I have a few ongoing pet projects that are also translated to a few languages, I am using POEditor for managing localizations at the moment. It’s simple enough and works good. However, their free plan is not the most generous for my use case and neither are their paid plans so I started looking for an alternative.

The competition is not great actually, there are a lot of professional full-featured tools most of which provide some kind of added value for bigger companies but not for me. I really just need a simple tool to hold all my strings with a simple interface to change translations and that’s it. An API access is a bonus but most certainly not required. Guess there’s a niche to be filled in here…

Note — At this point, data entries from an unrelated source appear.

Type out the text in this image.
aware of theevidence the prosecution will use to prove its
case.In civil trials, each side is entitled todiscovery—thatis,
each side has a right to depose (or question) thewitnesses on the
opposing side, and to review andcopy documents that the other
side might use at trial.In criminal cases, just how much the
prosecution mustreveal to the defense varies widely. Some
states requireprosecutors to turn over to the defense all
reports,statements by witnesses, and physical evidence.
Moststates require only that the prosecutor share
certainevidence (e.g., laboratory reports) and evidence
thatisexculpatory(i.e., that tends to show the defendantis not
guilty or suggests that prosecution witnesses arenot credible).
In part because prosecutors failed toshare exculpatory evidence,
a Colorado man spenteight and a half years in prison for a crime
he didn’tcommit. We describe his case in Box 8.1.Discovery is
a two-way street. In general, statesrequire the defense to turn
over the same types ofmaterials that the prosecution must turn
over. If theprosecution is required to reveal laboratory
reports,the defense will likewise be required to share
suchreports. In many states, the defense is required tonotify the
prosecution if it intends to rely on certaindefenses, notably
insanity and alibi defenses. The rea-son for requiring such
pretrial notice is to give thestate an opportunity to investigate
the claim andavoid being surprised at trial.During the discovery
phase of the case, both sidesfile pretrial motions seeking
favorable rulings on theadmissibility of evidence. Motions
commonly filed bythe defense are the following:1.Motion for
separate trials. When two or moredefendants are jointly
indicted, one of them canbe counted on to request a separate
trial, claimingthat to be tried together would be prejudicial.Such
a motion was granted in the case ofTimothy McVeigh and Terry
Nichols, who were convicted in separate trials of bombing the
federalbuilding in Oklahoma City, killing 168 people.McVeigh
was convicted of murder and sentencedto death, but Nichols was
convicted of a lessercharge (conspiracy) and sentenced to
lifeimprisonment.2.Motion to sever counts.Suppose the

Anyway, after some searching I settled on Weblate. It’s more expensive than POEditor but it’s open source, it’s Django and I can self-host it. This will take some of my time but I think it will be worth it. The plan is to run this on a tiniest possible AWS EC2 spot instance to get the lowest cost possible even though they seem to recommend at least t3.small, I will only utilize 1 user account and I really don’t think more compute power will be needed but we’ll see about that.

Installation type

I have a few choices here. I can download and run from source, I can pip install it, use their Docker images, they have guides for running it on the OpenShift or Kubernetes and finally, there’s also Bitnami images for all major cloud providers. I want to go with the Docker option but since I’m cheap and the hardware will be limited I don’t want Docker to use any precious resources. That leaves me with running from sources or pip but I want to save up some time configuring the server as well so I will go with the Bitnami AMI for AWS.

Weblate on AWS

Going from here it’s really just a few clicks, subscribing to the free Bitnami image, choosing your EC2 instance type and it starts running. However, I was not able to choose a spot EC2 instance as that option was disabled for some reason. Quick web search didn’t return many hits so I suspect this has to do with the way AMI is configured (or AWS is being stupid for some reason).

But I did find another way, here’s how you can run Weblate Bitnami AMI on EC2 spot instance:

  • Go to EC2 console, and choose “Spot Requests” from the menu
  • From there click on the “Request Spot Instances” button
  • Configure the spot instance request as you normally would
  • And simply find and select the Bitnami Weblate AMI

Make sure you select “Community AMIs” from the dropdown top right, otherwise you won’t be able to find Weblate.

After launching the spot instance request, AWS fullfilled it almost instantly and I got an instance running Weblate for a few bucks a month.